As a patient of ours you are already aware of the importance of eye examinations. Apart from sight correction, regular examinations allow our optometrists to inspect your eyes for numerous conditions that affect general health as well as those that can affect your vision. A basic assessment of your visual fields is often carried out during a standard eye test. If there is a history of glaucoma then it will always be undertaken. It provides the optometrist with an indication of the sensitivity of your vision over a 30° field of view.
Advanced Visual Field Analysis
Why is it recommended?
There are a number of good reasons for a full investigation of the visual fields but the single most important reason (and the reason we carry out a basic screening as part of many normal eye tests) is in the detection of glaucoma. Glaucoma is the leading cause of preventative blindness in the United Kingdom and is found to some extent in 1 in 50 people over the age of 40. It can affect children and younger adults, though this is less common. It
is due to a build-up of fluid within the eye leading to pressure on the optic nerve. The symptoms are not obvious to the individual until the disease is well established. Vision that is lost to glaucoma can never be recovered, though early detection and treatment can prevent future damage. Because of the hereditary links, those who have glaucoma, or have close relatives with the condition, are encouraged to have regular eye tests incorporating basic screening annually, and to undergo this more detailed assessment at least every couple of years, or as recommended by your optometrist. Apart from glaucoma, there are other conditions that can be diagnosed; diseases of the macula (central area of vision) and other neurological conditions can also be assessed using this new perimeter. Since our new equipment will plot and store detailed information about your own eyes, we are able to detect any variations much sooner. As with many medical conditions, it is the comparison of results taken over a period of time that allows detection of problems at an earlier stage.
What is involved?
Since the equipment is capable of assessing or testing for various conditions, and because the test will automatically adapt to your own needs, the length of time taken for this procedure can vary greatly. An in-depth glaucoma assessment, or neurological analysis may take 15 minutes or more. In most cases the advanced analysis would have been advised because the basic screening showed an area that needed further investigation. This may only take 8 minutes or
so depending on the outcome of the test. Whichever test routine is being undertaken, the process is similar and involves looking into a bowl-shaped disc. Small lights of varying intensity and position are briefly illuminated and you will need to respond by pressing a button. You will be shown how to respond before the test starts, and unlike older equipment there is no ‘closed-in’ feeling that some people find claustrophobic.

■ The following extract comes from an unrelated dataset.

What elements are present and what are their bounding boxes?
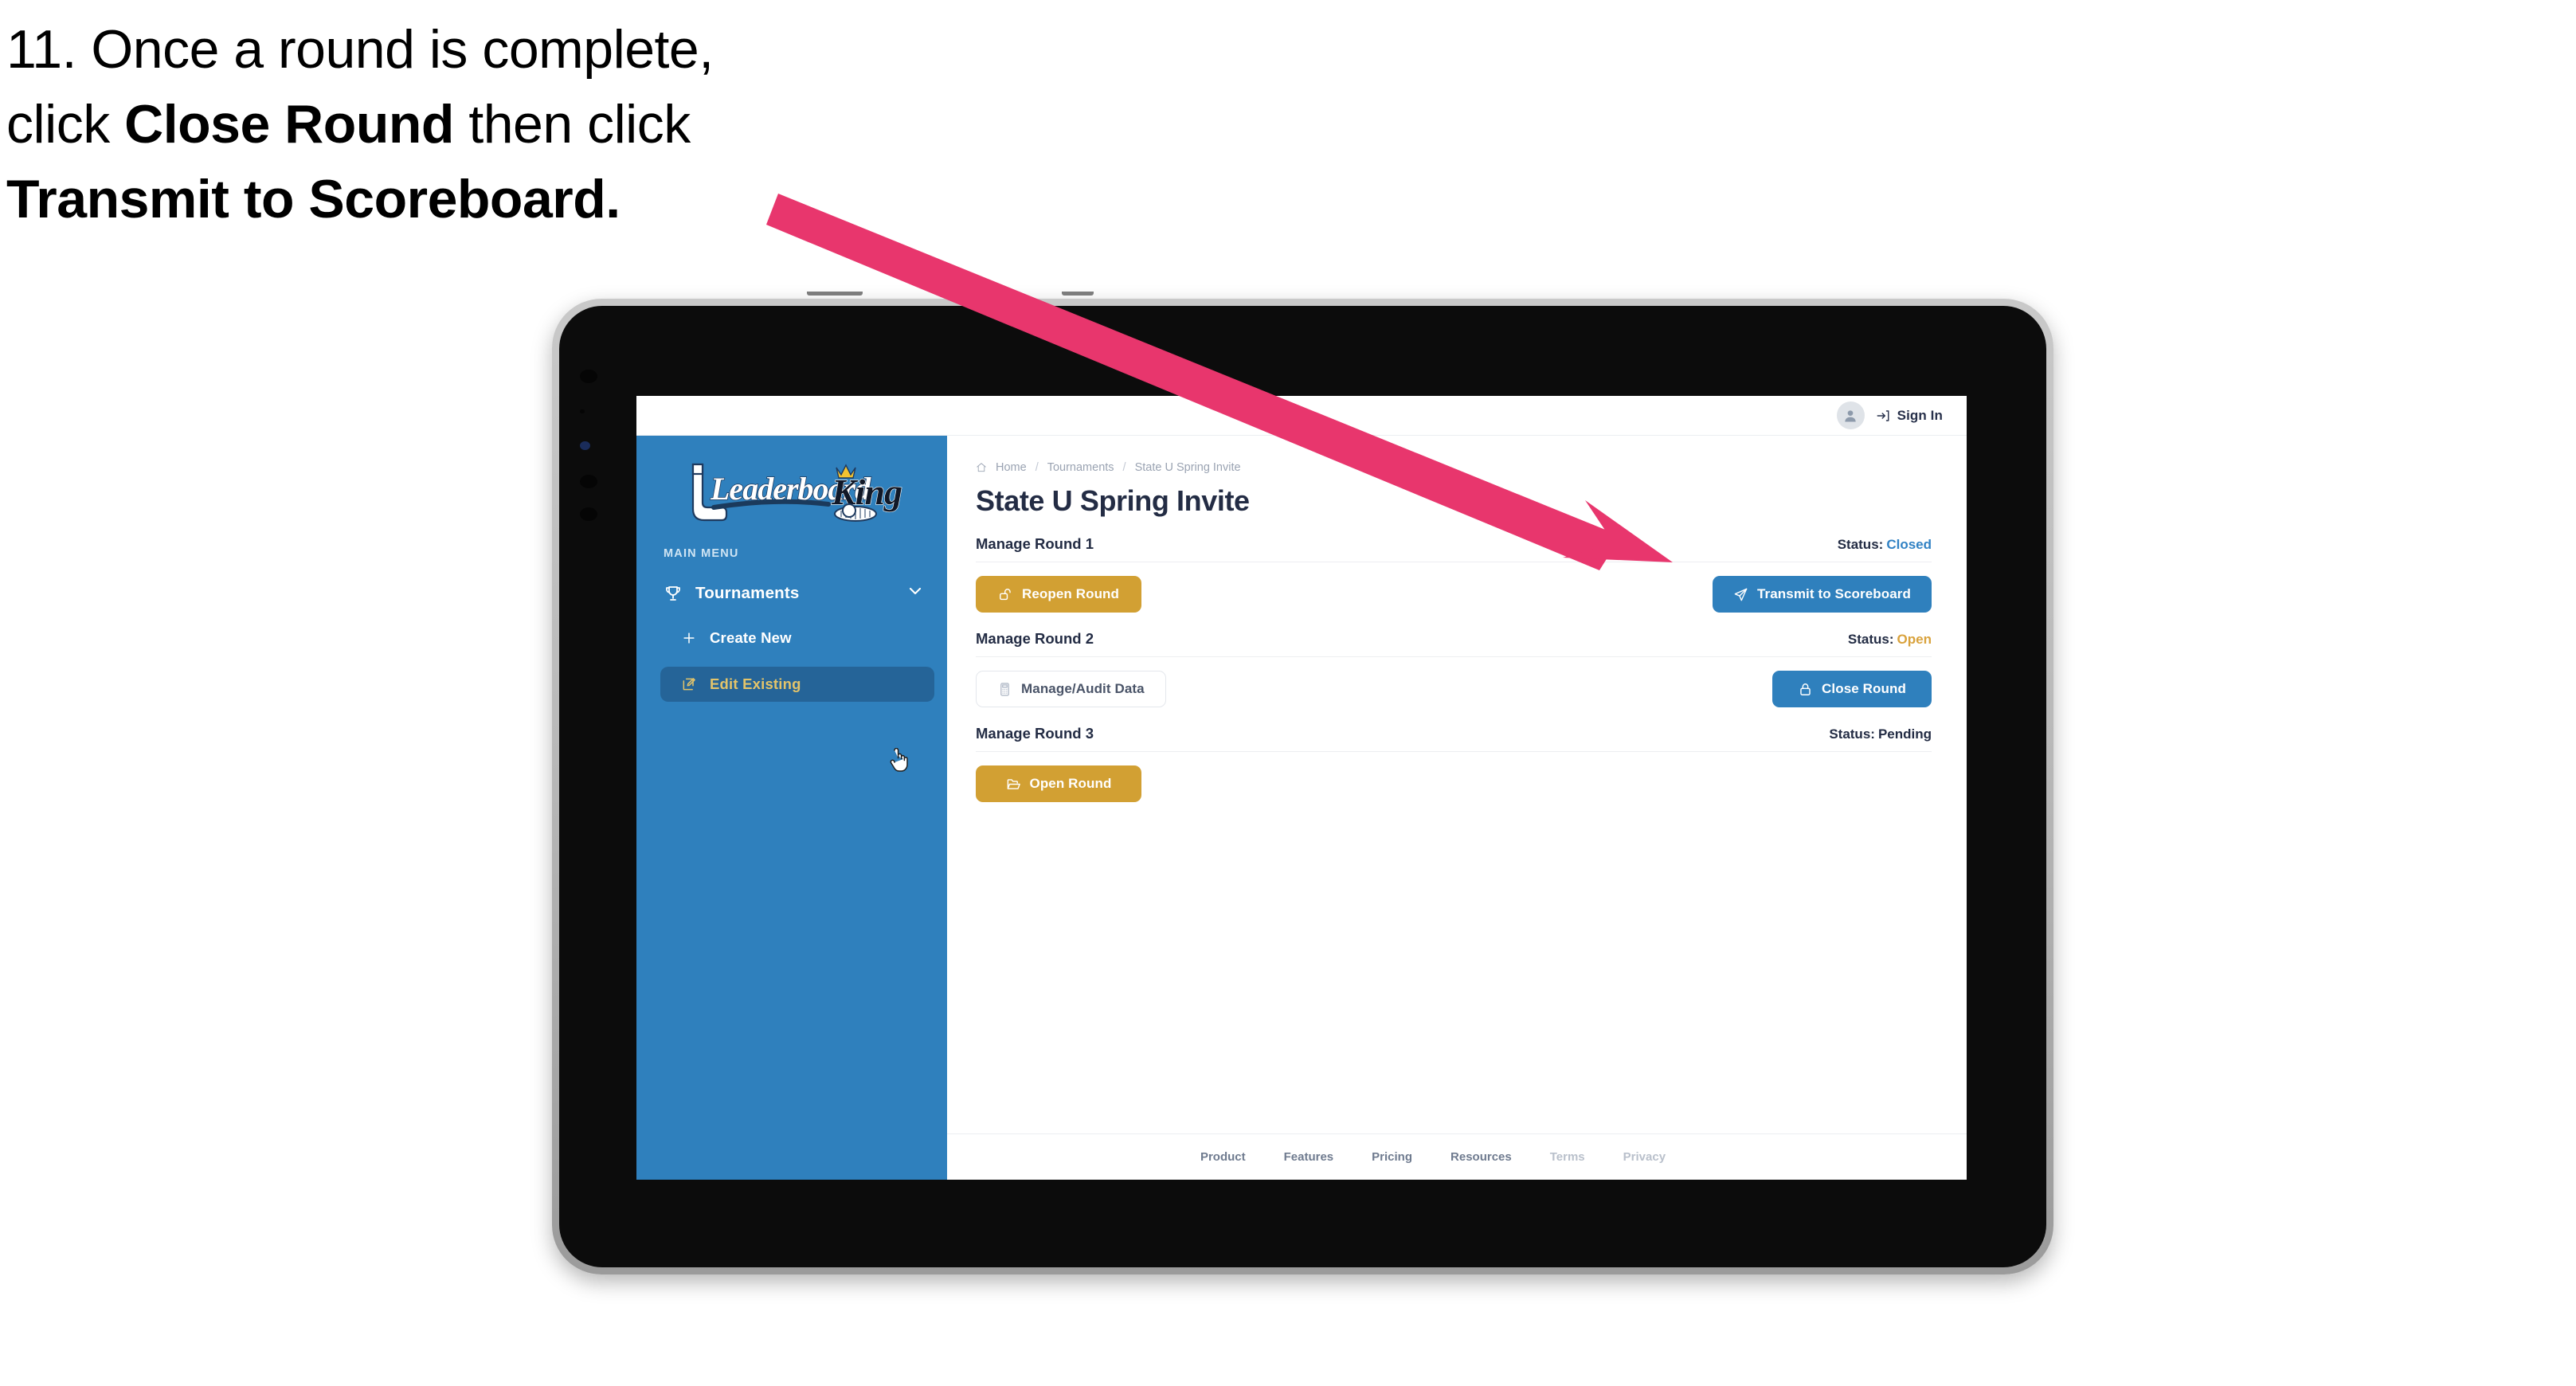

How much does it cost, and how often should it be carried out?
Unfortunately this type of in-depth field analysis goes well beyond the basic requirements and is not funded by the National Health Service (unless the hospital has specifically arranged for us to carry out analysis on their behalf). We charge a fee of £18 for this additional procedure. Your optometrist is the best judge of how often this should be carried out but as a guideline those over 35 should consider an initial assessment, if only to check for glaucoma, followed perhaps every few years. You would probably be advised to increase the frequency where glaucoma is present, or whenever the basic screening during an eye test presents any symptoms.